Elle ne dit rien de la croissance économique qu’a connue les États-Unis pendant le dernier siècle et de la hausse notable de la qualité de vie ; de l’arrivée de l’automobile, de la télévision, d’Internet ou des progrès remarquables quant à l’accès aux études universitaires ; de l’ascension sociale des présidents Truman, Nixon, Reagan et Clinton, tous issus de la classe moyenne ; tout comme des fondateurs de grandes entreprises telles Ford, Disney, Apple ou Microsoft.

Exporter le modèle américain

Dans la seconde partie du livre, cette même lecture est appliquée à la diplomatie américaine.
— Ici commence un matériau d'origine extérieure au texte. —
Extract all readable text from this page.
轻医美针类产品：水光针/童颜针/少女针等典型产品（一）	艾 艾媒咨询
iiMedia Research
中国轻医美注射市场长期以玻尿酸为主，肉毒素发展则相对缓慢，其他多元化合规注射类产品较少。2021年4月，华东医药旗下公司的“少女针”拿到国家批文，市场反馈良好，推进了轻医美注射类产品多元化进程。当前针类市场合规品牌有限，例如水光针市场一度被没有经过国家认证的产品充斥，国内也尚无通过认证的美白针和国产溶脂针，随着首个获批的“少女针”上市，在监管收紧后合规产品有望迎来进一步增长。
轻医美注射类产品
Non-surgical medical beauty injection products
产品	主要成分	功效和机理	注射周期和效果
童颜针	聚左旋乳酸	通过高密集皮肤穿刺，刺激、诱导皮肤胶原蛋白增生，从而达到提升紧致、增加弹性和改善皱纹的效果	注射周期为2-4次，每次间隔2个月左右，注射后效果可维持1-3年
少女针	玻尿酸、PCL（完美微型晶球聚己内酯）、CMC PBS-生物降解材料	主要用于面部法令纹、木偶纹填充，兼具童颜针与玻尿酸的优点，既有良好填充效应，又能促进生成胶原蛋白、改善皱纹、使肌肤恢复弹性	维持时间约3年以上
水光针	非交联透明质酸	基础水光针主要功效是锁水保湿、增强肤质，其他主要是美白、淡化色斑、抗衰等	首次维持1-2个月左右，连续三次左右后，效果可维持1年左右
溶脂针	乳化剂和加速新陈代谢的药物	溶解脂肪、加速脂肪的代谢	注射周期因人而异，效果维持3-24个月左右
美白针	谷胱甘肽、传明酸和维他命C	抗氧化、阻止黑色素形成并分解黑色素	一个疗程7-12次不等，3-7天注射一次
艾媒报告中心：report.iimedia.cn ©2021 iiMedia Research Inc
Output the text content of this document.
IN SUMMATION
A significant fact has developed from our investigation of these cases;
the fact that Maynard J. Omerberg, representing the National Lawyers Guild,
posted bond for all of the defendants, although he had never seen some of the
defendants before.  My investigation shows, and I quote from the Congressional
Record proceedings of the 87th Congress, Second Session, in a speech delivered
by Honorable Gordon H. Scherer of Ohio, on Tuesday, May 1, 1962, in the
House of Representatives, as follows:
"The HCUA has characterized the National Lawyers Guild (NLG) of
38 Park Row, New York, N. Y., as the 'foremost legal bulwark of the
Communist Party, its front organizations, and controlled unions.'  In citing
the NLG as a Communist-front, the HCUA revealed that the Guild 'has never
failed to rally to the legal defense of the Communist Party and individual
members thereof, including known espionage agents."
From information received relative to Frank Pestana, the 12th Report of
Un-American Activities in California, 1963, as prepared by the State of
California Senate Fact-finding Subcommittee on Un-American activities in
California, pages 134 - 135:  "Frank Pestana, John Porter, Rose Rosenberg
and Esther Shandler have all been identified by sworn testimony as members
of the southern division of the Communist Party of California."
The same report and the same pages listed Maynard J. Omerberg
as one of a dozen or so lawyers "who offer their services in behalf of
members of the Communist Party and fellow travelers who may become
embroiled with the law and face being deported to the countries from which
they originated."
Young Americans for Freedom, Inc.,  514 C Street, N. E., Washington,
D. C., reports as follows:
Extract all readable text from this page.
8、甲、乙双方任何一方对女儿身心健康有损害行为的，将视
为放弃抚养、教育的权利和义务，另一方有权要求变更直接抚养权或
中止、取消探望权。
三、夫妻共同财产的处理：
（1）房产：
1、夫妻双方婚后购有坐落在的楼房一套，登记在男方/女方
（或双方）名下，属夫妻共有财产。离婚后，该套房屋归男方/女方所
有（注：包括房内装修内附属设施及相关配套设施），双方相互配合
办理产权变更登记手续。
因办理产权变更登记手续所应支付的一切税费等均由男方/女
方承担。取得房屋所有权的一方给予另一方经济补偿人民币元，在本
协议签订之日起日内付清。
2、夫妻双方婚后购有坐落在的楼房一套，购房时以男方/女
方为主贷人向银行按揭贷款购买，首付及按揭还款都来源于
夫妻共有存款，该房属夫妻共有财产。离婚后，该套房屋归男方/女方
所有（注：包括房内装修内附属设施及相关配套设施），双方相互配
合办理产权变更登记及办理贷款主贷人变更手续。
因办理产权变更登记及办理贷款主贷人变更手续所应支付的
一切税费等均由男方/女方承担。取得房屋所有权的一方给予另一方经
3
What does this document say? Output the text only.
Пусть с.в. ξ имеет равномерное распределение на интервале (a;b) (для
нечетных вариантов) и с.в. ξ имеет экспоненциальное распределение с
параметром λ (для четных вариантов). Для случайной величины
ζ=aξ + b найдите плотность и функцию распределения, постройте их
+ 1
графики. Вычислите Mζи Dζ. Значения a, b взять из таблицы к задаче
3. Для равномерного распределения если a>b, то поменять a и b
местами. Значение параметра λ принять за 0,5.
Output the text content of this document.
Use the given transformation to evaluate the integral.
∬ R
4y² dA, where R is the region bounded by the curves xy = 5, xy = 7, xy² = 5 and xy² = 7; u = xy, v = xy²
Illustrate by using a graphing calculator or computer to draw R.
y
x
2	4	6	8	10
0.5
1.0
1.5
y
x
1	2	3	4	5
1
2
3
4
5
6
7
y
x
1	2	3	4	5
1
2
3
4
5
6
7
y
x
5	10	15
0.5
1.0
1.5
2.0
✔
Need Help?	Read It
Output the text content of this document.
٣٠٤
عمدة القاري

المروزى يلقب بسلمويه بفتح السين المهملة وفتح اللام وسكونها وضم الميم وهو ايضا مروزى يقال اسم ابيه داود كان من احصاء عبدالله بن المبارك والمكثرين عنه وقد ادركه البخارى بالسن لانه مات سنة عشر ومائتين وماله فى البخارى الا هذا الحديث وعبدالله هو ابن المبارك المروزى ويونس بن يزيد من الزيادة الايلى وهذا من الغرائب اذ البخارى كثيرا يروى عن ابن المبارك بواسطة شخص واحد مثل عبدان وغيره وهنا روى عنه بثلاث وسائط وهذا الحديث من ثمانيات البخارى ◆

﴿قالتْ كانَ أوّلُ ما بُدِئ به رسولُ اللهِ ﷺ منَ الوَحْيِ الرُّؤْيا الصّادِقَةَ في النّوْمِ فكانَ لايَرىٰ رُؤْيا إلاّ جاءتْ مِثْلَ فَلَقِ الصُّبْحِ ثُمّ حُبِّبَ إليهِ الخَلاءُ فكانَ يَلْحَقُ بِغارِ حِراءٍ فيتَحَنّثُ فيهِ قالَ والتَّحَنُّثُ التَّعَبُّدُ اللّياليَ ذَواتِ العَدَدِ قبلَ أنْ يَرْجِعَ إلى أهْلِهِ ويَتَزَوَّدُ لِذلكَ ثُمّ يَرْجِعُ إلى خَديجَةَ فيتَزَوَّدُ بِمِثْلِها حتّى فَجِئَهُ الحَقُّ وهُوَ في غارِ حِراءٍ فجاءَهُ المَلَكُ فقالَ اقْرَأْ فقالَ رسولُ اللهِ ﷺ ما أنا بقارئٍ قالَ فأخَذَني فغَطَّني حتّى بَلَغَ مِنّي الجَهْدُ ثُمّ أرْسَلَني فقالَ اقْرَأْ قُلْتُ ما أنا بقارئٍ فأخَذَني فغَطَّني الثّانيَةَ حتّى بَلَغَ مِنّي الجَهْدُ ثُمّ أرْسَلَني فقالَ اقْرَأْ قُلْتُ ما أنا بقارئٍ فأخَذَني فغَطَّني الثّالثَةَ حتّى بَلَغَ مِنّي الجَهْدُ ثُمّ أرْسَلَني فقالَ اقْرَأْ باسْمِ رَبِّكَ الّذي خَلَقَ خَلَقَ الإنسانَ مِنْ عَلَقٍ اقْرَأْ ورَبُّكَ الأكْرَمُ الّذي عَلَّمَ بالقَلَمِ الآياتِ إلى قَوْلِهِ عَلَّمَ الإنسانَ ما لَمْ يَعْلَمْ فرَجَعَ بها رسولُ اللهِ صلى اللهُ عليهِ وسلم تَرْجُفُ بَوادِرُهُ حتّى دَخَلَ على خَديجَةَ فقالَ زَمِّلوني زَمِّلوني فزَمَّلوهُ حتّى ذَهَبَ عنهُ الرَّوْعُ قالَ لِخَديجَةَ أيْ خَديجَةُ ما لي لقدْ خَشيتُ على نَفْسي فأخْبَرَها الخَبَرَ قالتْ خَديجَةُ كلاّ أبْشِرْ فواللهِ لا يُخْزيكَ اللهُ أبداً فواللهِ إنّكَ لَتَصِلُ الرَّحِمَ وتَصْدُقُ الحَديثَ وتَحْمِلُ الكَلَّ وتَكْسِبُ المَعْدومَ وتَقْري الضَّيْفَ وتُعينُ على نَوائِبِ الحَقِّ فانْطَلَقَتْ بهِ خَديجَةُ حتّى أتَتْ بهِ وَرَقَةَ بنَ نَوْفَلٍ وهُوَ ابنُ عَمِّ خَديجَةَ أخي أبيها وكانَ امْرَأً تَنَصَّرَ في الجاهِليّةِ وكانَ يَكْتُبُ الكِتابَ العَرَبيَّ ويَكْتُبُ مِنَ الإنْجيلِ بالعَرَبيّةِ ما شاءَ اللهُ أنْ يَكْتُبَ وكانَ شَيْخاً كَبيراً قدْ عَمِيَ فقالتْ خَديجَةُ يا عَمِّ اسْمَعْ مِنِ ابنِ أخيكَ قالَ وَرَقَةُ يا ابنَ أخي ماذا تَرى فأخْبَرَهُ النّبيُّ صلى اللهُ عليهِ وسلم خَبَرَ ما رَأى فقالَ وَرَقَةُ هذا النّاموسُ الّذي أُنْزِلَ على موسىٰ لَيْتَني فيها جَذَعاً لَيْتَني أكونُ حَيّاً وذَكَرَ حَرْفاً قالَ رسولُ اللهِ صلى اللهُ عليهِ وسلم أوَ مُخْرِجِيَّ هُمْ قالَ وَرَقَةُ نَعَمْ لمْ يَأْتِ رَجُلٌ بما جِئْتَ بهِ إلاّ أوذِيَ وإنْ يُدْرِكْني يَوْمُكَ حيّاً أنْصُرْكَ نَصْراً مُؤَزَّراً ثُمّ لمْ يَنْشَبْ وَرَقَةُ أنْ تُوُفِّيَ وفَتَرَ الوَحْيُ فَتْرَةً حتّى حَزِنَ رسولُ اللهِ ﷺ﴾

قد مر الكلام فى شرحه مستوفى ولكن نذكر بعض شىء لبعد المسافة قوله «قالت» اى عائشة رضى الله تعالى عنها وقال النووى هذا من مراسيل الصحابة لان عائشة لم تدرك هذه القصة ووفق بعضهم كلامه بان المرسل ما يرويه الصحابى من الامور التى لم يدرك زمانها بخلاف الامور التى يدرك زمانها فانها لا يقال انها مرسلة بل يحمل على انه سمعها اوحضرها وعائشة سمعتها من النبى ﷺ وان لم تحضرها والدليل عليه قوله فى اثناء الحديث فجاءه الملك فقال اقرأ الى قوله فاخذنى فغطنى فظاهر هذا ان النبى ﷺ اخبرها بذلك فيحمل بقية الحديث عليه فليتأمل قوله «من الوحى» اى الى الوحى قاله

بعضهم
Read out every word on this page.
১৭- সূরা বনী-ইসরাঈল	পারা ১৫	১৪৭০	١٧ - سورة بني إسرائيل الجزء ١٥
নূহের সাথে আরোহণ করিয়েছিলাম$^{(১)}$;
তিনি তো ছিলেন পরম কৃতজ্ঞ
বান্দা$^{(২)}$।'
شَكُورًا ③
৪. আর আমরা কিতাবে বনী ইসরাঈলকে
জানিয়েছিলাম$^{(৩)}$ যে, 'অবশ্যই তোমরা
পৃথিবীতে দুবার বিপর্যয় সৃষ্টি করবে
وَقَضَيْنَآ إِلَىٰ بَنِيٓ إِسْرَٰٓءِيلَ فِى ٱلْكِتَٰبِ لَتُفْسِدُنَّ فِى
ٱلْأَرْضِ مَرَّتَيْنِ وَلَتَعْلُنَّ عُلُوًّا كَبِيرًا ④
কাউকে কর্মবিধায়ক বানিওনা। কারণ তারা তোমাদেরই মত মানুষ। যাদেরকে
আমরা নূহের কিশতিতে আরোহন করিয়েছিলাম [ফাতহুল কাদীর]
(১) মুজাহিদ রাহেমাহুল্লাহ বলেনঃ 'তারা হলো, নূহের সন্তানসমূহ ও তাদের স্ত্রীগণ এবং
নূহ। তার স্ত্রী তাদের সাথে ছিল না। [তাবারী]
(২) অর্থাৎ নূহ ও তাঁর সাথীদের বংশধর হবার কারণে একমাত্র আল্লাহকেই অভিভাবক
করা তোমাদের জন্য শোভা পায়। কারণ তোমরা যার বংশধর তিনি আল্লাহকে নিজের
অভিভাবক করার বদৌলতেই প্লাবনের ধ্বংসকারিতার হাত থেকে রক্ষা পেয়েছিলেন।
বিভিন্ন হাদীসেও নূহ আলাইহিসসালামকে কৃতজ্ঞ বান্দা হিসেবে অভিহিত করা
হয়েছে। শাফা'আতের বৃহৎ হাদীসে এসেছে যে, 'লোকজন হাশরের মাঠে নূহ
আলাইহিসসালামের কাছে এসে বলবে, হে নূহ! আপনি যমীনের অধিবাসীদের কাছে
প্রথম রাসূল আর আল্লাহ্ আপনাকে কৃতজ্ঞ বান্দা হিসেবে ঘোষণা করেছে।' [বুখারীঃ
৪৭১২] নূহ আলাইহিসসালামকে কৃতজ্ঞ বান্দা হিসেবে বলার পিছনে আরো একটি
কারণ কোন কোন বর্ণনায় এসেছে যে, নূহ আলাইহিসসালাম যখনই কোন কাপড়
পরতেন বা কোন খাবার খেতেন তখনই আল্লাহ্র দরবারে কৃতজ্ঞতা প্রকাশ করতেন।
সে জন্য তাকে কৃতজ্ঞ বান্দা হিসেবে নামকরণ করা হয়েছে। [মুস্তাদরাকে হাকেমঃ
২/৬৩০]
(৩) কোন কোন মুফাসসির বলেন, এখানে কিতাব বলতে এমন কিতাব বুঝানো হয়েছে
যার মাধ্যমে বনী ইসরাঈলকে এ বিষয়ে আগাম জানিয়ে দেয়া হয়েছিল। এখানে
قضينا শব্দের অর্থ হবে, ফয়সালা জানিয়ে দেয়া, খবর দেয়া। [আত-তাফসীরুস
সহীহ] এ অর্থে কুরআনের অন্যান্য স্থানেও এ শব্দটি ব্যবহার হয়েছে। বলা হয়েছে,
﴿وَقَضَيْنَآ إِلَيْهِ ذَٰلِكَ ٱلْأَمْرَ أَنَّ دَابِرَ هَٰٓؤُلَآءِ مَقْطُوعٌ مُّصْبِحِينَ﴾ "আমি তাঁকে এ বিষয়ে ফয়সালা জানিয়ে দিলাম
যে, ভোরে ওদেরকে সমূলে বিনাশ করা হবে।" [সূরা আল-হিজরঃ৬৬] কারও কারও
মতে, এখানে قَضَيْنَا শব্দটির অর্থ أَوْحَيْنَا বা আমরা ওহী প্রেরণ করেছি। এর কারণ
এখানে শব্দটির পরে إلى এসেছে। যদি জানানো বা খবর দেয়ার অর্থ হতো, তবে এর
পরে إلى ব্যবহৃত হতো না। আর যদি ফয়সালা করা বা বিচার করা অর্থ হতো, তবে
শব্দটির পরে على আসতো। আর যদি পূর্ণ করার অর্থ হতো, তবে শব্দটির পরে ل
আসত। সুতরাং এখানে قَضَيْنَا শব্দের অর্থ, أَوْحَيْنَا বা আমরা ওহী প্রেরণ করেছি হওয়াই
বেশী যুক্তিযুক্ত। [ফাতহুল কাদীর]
Chaque cas international qui pose, selon les auteurs, un problème moral est expliqué de façon simpliste par un désir d’enrichissement et de domination de l’élite.

Dans le chapitre, War and the Economic Crisis, Michel Chossudovsky mentionne des exemples de pratiques militaires douteuses de la part de l’armée américaine en Afghanistan et au Pakistan et associe ces dernières avec le désir de domination économique du pays.

L’auteur affirme que la guerre contre le terrorisme que mènent les États-Unis et l’OTAN dans cette région a pour but de permettre à des entreprises occidentales de s’accaparer les réserves pétrolières et gazières pakistanaises. Toutefois, ce pays est 53e au classement mondial en termes de réserves pétrolières et la présence de conflits militaires dans le pays ne facilite pas les échanges économiques. Enfin, l’impact néfaste que la guerre contre le terrorisme a eu sur l’économie américaine montre que cette stratégie militaire avait plutôt des intérêts en termes de sécurité et non en termes économiques.

De plus, Chossudovsky mentionne que les États-Unis laissent augmenter leurs budgets militaires au détriment de leurs dépenses sociales. Cependant, selon le bureau de la gestion et du budget du gouvernement américain, de 1986 à 2006, la part du budget consacrée à la défense est tombée de 28 % à 20 %, tandis que celle consacrée aux programmes sociaux de Medicare et Medicaid est passée de 10 % à 19 %. La sécurité sociale est restée stable à 20 %.

Malgré toutes ces critiques, les pistes de solutions viables se font rares. Les auteurs du livre voient les relations entre États comme un rapport de domination entre forts et faibles, s’apparentant à la théorie néomarxiste en relations internationales. Mais, ils n’arrivent pas à justifier l’existence d’un réel désir de domination chez les États puissants.

Enfin, ce livre a comme grand défaut de ne pas avoir bien cerné un sujet. Les auteurs tentent de tout expliquer ce qui va mal dans le monde selon eux en moins de 400 pages. Ainsi, les explications fournies sont superficielles.

The Global Economic Crisis – The Great Depression of the XXI Century, Collectif dirigé par Michel Chossudovsky et Andrew Galvin Marshall, Global Research, 2010, 391 pages.